What can I tell her? That I have thrown something away so precious—something that I will never get back again? That I must find Heaven, but if I find her, will she want me back? That I am having trouble choosing between what I love and what my family expects of me, even though I think it is wrong? I am not a bad person, but everything around me now is bad. Wherever I turn, there is evil. I don't know what to do. Any decision I make will be the wrong one to someone.

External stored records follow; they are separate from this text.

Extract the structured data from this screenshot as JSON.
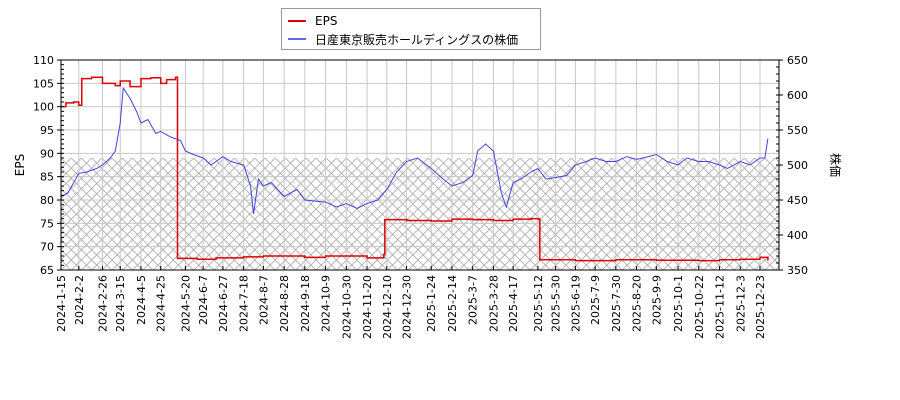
{
  "legend": {
    "items": [
      {
        "label": "EPS",
        "color": "#dd0000"
      },
      {
        "label": "日産東京販売ホールディングスの株価",
        "color": "#4444dd"
      }
    ]
  },
  "axes": {
    "left_title": "EPS",
    "right_title": "株価"
  },
  "chart_data": {
    "type": "line",
    "title": "",
    "xlabel": "",
    "ylabel": "EPS",
    "y2label": "株価",
    "ylim": [
      65,
      110
    ],
    "y2lim": [
      350,
      650
    ],
    "grid": true,
    "legend_position": "top-center",
    "yticks": [
      65,
      70,
      75,
      80,
      85,
      90,
      95,
      100,
      105,
      110
    ],
    "y2ticks": [
      350,
      400,
      450,
      500,
      550,
      600,
      650
    ],
    "x_tick_labels": [
      "2024-1-15",
      "2024-2-2",
      "2024-2-26",
      "2024-3-15",
      "2024-4-5",
      "2024-4-25",
      "2024-5-20",
      "2024-6-7",
      "2024-6-27",
      "2024-7-18",
      "2024-8-7",
      "2024-8-28",
      "2024-9-18",
      "2024-10-9",
      "2024-10-30",
      "2024-11-20",
      "2024-12-10",
      "2024-12-30",
      "2025-1-24",
      "2025-2-14",
      "2025-3-7",
      "2025-3-28",
      "2025-4-17",
      "2025-5-12",
      "2025-5-30",
      "2025-6-19",
      "2025-7-9",
      "2025-7-30",
      "2025-8-20",
      "2025-9-9",
      "2025-10-1",
      "2025-10-22",
      "2025-11-12",
      "2025-12-3",
      "2025-12-23"
    ],
    "hatched_region": {
      "eps_from": 65,
      "eps_to": 89
    },
    "series": [
      {
        "name": "EPS",
        "axis": "left",
        "color": "#dd0000",
        "points": [
          [
            "2024-1-15",
            100.0
          ],
          [
            "2024-1-20",
            100.8
          ],
          [
            "2024-1-28",
            101.0
          ],
          [
            "2024-2-2",
            100.3
          ],
          [
            "2024-2-5",
            106.0
          ],
          [
            "2024-2-15",
            106.3
          ],
          [
            "2024-2-26",
            105.0
          ],
          [
            "2024-3-10",
            104.5
          ],
          [
            "2024-3-15",
            105.5
          ],
          [
            "2024-3-25",
            104.3
          ],
          [
            "2024-4-5",
            106.0
          ],
          [
            "2024-4-15",
            106.2
          ],
          [
            "2024-4-25",
            105.0
          ],
          [
            "2024-5-1",
            105.8
          ],
          [
            "2024-5-10",
            106.3
          ],
          [
            "2024-5-12",
            67.5
          ],
          [
            "2024-6-1",
            67.3
          ],
          [
            "2024-6-20",
            67.6
          ],
          [
            "2024-7-18",
            67.8
          ],
          [
            "2024-8-7",
            68.0
          ],
          [
            "2024-9-18",
            67.7
          ],
          [
            "2024-10-9",
            68.0
          ],
          [
            "2024-11-20",
            67.6
          ],
          [
            "2024-12-7",
            68.3
          ],
          [
            "2024-12-8",
            75.8
          ],
          [
            "2024-12-30",
            75.6
          ],
          [
            "2025-1-24",
            75.5
          ],
          [
            "2025-2-14",
            75.9
          ],
          [
            "2025-3-7",
            75.8
          ],
          [
            "2025-3-28",
            75.6
          ],
          [
            "2025-4-17",
            75.9
          ],
          [
            "2025-5-5",
            76.0
          ],
          [
            "2025-5-12",
            75.9
          ],
          [
            "2025-5-14",
            67.2
          ],
          [
            "2025-6-19",
            67.0
          ],
          [
            "2025-7-30",
            67.2
          ],
          [
            "2025-9-9",
            67.1
          ],
          [
            "2025-10-22",
            67.0
          ],
          [
            "2025-11-12",
            67.2
          ],
          [
            "2025-12-3",
            67.3
          ],
          [
            "2025-12-23",
            67.7
          ],
          [
            "2025-12-31",
            67.0
          ]
        ]
      },
      {
        "name": "日産東京販売ホールディングスの株価",
        "axis": "right",
        "color": "#4444dd",
        "points": [
          [
            "2024-1-15",
            455
          ],
          [
            "2024-1-22",
            460
          ],
          [
            "2024-2-2",
            488
          ],
          [
            "2024-2-10",
            490
          ],
          [
            "2024-2-20",
            495
          ],
          [
            "2024-2-26",
            500
          ],
          [
            "2024-3-5",
            510
          ],
          [
            "2024-3-10",
            520
          ],
          [
            "2024-3-15",
            560
          ],
          [
            "2024-3-18",
            610
          ],
          [
            "2024-3-25",
            595
          ],
          [
            "2024-4-1",
            575
          ],
          [
            "2024-4-5",
            560
          ],
          [
            "2024-4-12",
            565
          ],
          [
            "2024-4-20",
            545
          ],
          [
            "2024-4-25",
            548
          ],
          [
            "2024-5-5",
            540
          ],
          [
            "2024-5-15",
            535
          ],
          [
            "2024-5-20",
            520
          ],
          [
            "2024-5-28",
            515
          ],
          [
            "2024-6-7",
            510
          ],
          [
            "2024-6-15",
            500
          ],
          [
            "2024-6-27",
            512
          ],
          [
            "2024-7-5",
            505
          ],
          [
            "2024-7-18",
            500
          ],
          [
            "2024-7-25",
            470
          ],
          [
            "2024-7-28",
            430
          ],
          [
            "2024-8-2",
            480
          ],
          [
            "2024-8-7",
            470
          ],
          [
            "2024-8-15",
            475
          ],
          [
            "2024-8-28",
            455
          ],
          [
            "2024-9-10",
            465
          ],
          [
            "2024-9-18",
            450
          ],
          [
            "2024-10-1",
            448
          ],
          [
            "2024-10-9",
            447
          ],
          [
            "2024-10-20",
            440
          ],
          [
            "2024-10-30",
            445
          ],
          [
            "2024-11-10",
            438
          ],
          [
            "2024-11-20",
            445
          ],
          [
            "2024-12-1",
            450
          ],
          [
            "2024-12-10",
            465
          ],
          [
            "2024-12-20",
            490
          ],
          [
            "2024-12-30",
            505
          ],
          [
            "2025-1-10",
            510
          ],
          [
            "2025-1-24",
            495
          ],
          [
            "2025-2-5",
            480
          ],
          [
            "2025-2-14",
            470
          ],
          [
            "2025-2-25",
            475
          ],
          [
            "2025-3-7",
            485
          ],
          [
            "2025-3-12",
            520
          ],
          [
            "2025-3-20",
            530
          ],
          [
            "2025-3-28",
            520
          ],
          [
            "2025-4-5",
            460
          ],
          [
            "2025-4-10",
            440
          ],
          [
            "2025-4-17",
            475
          ],
          [
            "2025-4-25",
            480
          ],
          [
            "2025-5-5",
            490
          ],
          [
            "2025-5-12",
            495
          ],
          [
            "2025-5-20",
            480
          ],
          [
            "2025-5-30",
            482
          ],
          [
            "2025-6-10",
            485
          ],
          [
            "2025-6-19",
            500
          ],
          [
            "2025-6-30",
            505
          ],
          [
            "2025-7-9",
            510
          ],
          [
            "2025-7-20",
            505
          ],
          [
            "2025-7-30",
            505
          ],
          [
            "2025-8-10",
            512
          ],
          [
            "2025-8-20",
            508
          ],
          [
            "2025-9-1",
            512
          ],
          [
            "2025-9-9",
            515
          ],
          [
            "2025-9-20",
            505
          ],
          [
            "2025-10-1",
            500
          ],
          [
            "2025-10-10",
            510
          ],
          [
            "2025-10-22",
            505
          ],
          [
            "2025-11-1",
            505
          ],
          [
            "2025-11-12",
            500
          ],
          [
            "2025-11-20",
            495
          ],
          [
            "2025-12-3",
            505
          ],
          [
            "2025-12-13",
            500
          ],
          [
            "2025-12-23",
            510
          ],
          [
            "2025-12-28",
            510
          ],
          [
            "2025-12-31",
            538
          ]
        ]
      }
    ]
  }
}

My mother and I don't talk about these kinds of things. And we especially wouldn't in the tea room. This is not the place. I sit back and close my eyes and hum softly, trying to ease myself into meditation. During the
tea ceremony one must only talk about the significance of objects, the philosophy of the yin and the yang, the spirit of the tea.

“I just need rest,” I say finally. And then in English: “And I need Heaven to understand.”

She looks at me, her eyebrows raised. She doesn't understand English. We drink our tea in silence.